O amor é fogo que arde

fogo do amor

 

“O amor é fogo que arde…”

Todos conhecemos o famoso poema de Camões que se inicia assim.
Mas esta reflexão é sobre o verdadeiro amor, é sobre a imensa misericórdia que nos cerca por todos os lados, lugares e momentos… que transcende a razão humana, pois é gerada na bendita vontade do Criador.

O Salmo 67.1 apresenta uma oração importante para compreendermos algo sobre este amor. Vejamos: “Deus tenha misericórdia de nós e nos abençoe; e faça resplandecer o seu rosto sobre nós”.

Note que o salmista pede misericórdia ao Senhor temendo a sua justiça, compreendendo que os pecados que cometemos no dia-a-dia é razão obvia para Deus nos tratar com equidade, e nos remunerar com justiça.

Se para Deus a justiça é a condenação da prática do pecado, deveríamos ser fulminados todos os dias. Ai, ai, ai…

Imagine como seria terrível se Deus resolvesse nos pagar o salário no final do dia?

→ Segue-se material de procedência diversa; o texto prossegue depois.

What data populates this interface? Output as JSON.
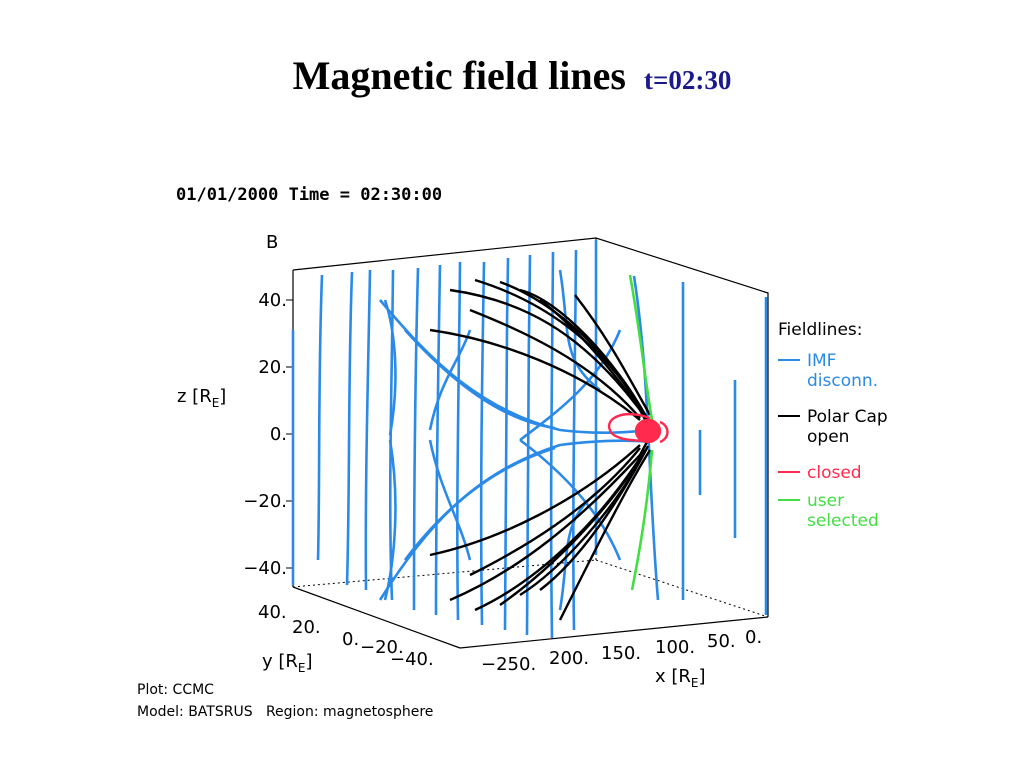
{
  "slide": {
    "title": "Magnetic field lines",
    "time_label": "t=02:30"
  },
  "plot": {
    "header": "01/01/2000 Time = 02:30:00",
    "quantity": "B",
    "z_axis": {
      "label": "z [R",
      "sub": "E",
      "close": "]",
      "ticks": [
        "40.",
        "20.",
        "0.",
        "−20.",
        "−40."
      ]
    },
    "y_axis": {
      "label": "y [R",
      "sub": "E",
      "close": "]",
      "ticks": [
        "40.",
        "20.",
        "0.",
        "−20.",
        "−40."
      ]
    },
    "x_axis": {
      "label": "x [R",
      "sub": "E",
      "close": "]",
      "ticks": [
        "−250.",
        "200.",
        "150.",
        "100.",
        "50.",
        "0."
      ]
    },
    "legend": {
      "title": "Fieldlines:",
      "items": [
        {
          "line1": "IMF",
          "line2": "disconn.",
          "color": "#2b8ae6"
        },
        {
          "line1": "Polar Cap",
          "line2": "open",
          "color": "#000000"
        },
        {
          "line1": "closed",
          "line2": "",
          "color": "#ff2a4d"
        },
        {
          "line1": "user",
          "line2": "selected",
          "color": "#44dd44"
        }
      ]
    }
  },
  "footer": {
    "line1": "Plot: CCMC",
    "line2": "Model: BATSRUS   Region: magnetosphere"
  }
}
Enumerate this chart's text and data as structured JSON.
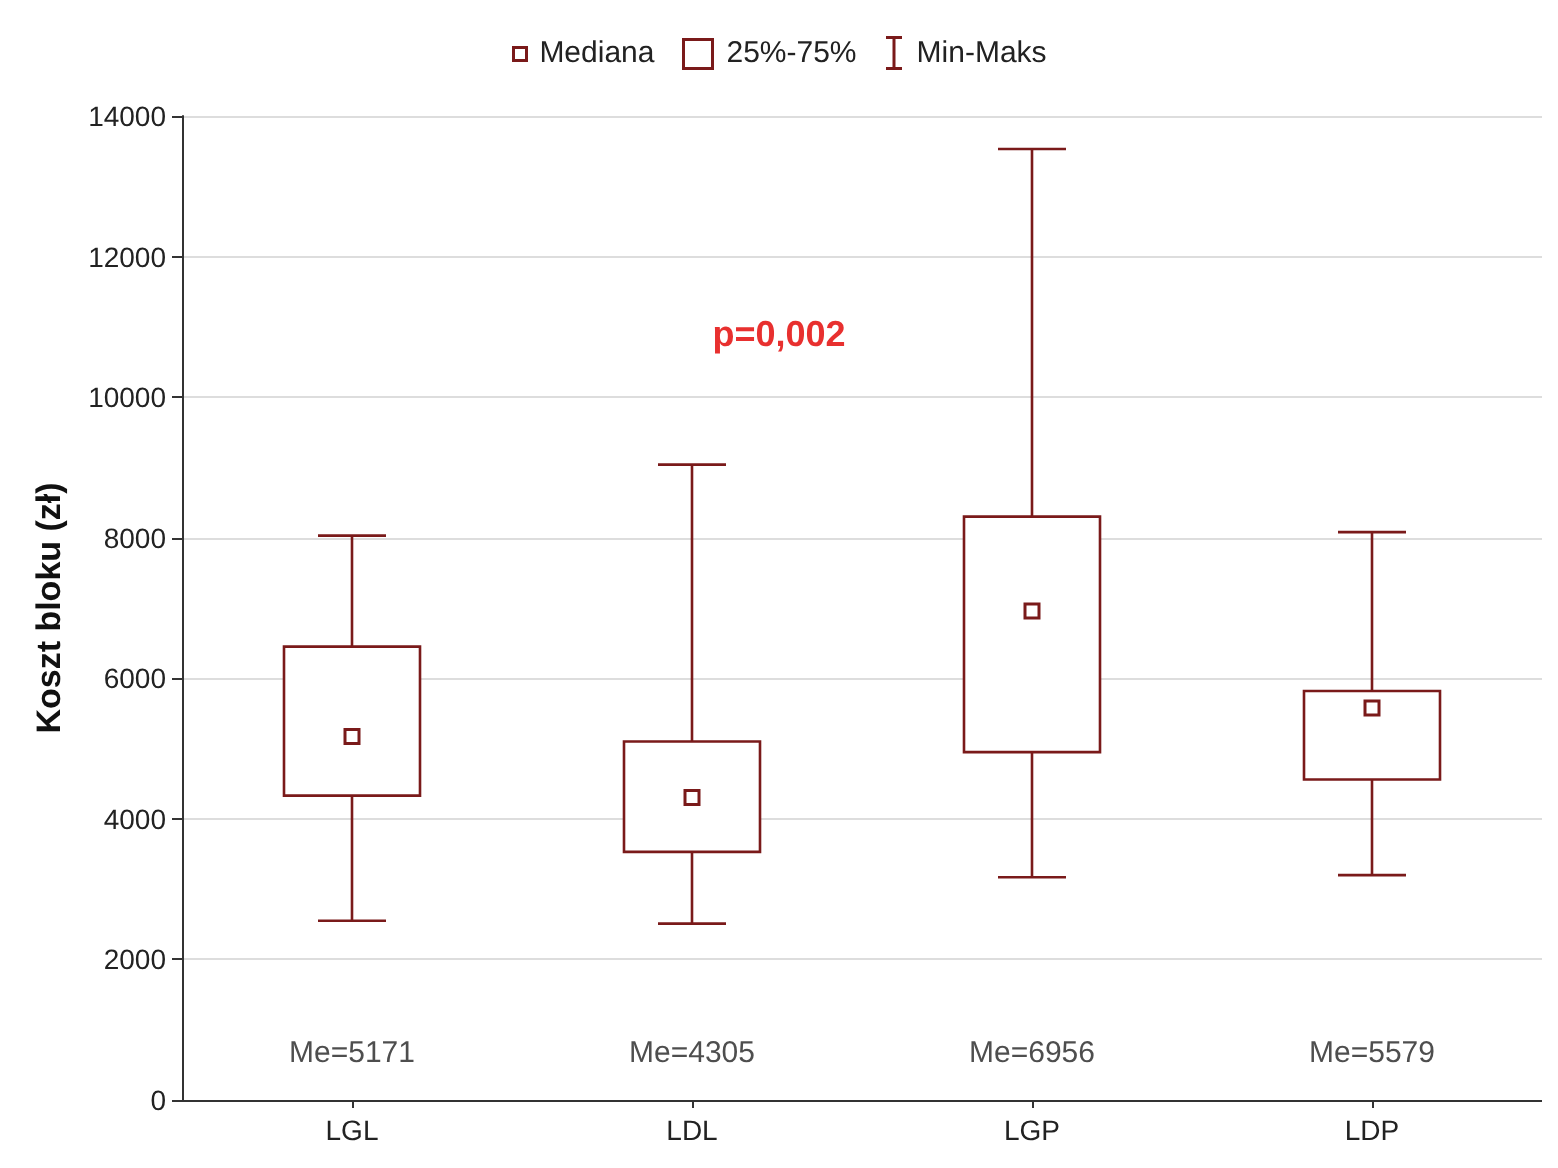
{
  "chart_data": {
    "type": "box",
    "ylabel": "Koszt bloku (zł)",
    "categories": [
      "LGL",
      "LDL",
      "LGP",
      "LDP"
    ],
    "series": [
      {
        "name": "25%-75%",
        "color": "#7a1a1a",
        "boxes": [
          {
            "low": 2550,
            "q1": 4330,
            "median": 5171,
            "q3": 6450,
            "high": 8030
          },
          {
            "low": 2510,
            "q1": 3530,
            "median": 4305,
            "q3": 5100,
            "high": 9040
          },
          {
            "low": 3170,
            "q1": 4950,
            "median": 6956,
            "q3": 8300,
            "high": 13530
          },
          {
            "low": 3200,
            "q1": 4560,
            "median": 5579,
            "q3": 5820,
            "high": 8080
          }
        ]
      }
    ],
    "ylim": [
      0,
      14000
    ],
    "yticks": [
      0,
      2000,
      4000,
      6000,
      8000,
      10000,
      12000,
      14000
    ],
    "grid": "y",
    "legend": "top",
    "annotations": [
      "Me=5171",
      "Me=4305",
      "Me=6956",
      "Me=5579",
      "p=0,002",
      "Mediana",
      "Min-Maks"
    ]
  }
}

Se pesássemos numa balança nossos atos de justiça e de injustiça, de amor e de desamor, de bondade e de maldade, de humanidade e de desumanidade e, principalmente, de altruísmo e de egoísmo, qual seria nosso salário? Acredito que assim como o meu, o salário mais justo seria a morte.

Então vamos clamar bem alto em nosso interior: DEUS TENHA MISERICÓRDIA DE NÓS (MIM)!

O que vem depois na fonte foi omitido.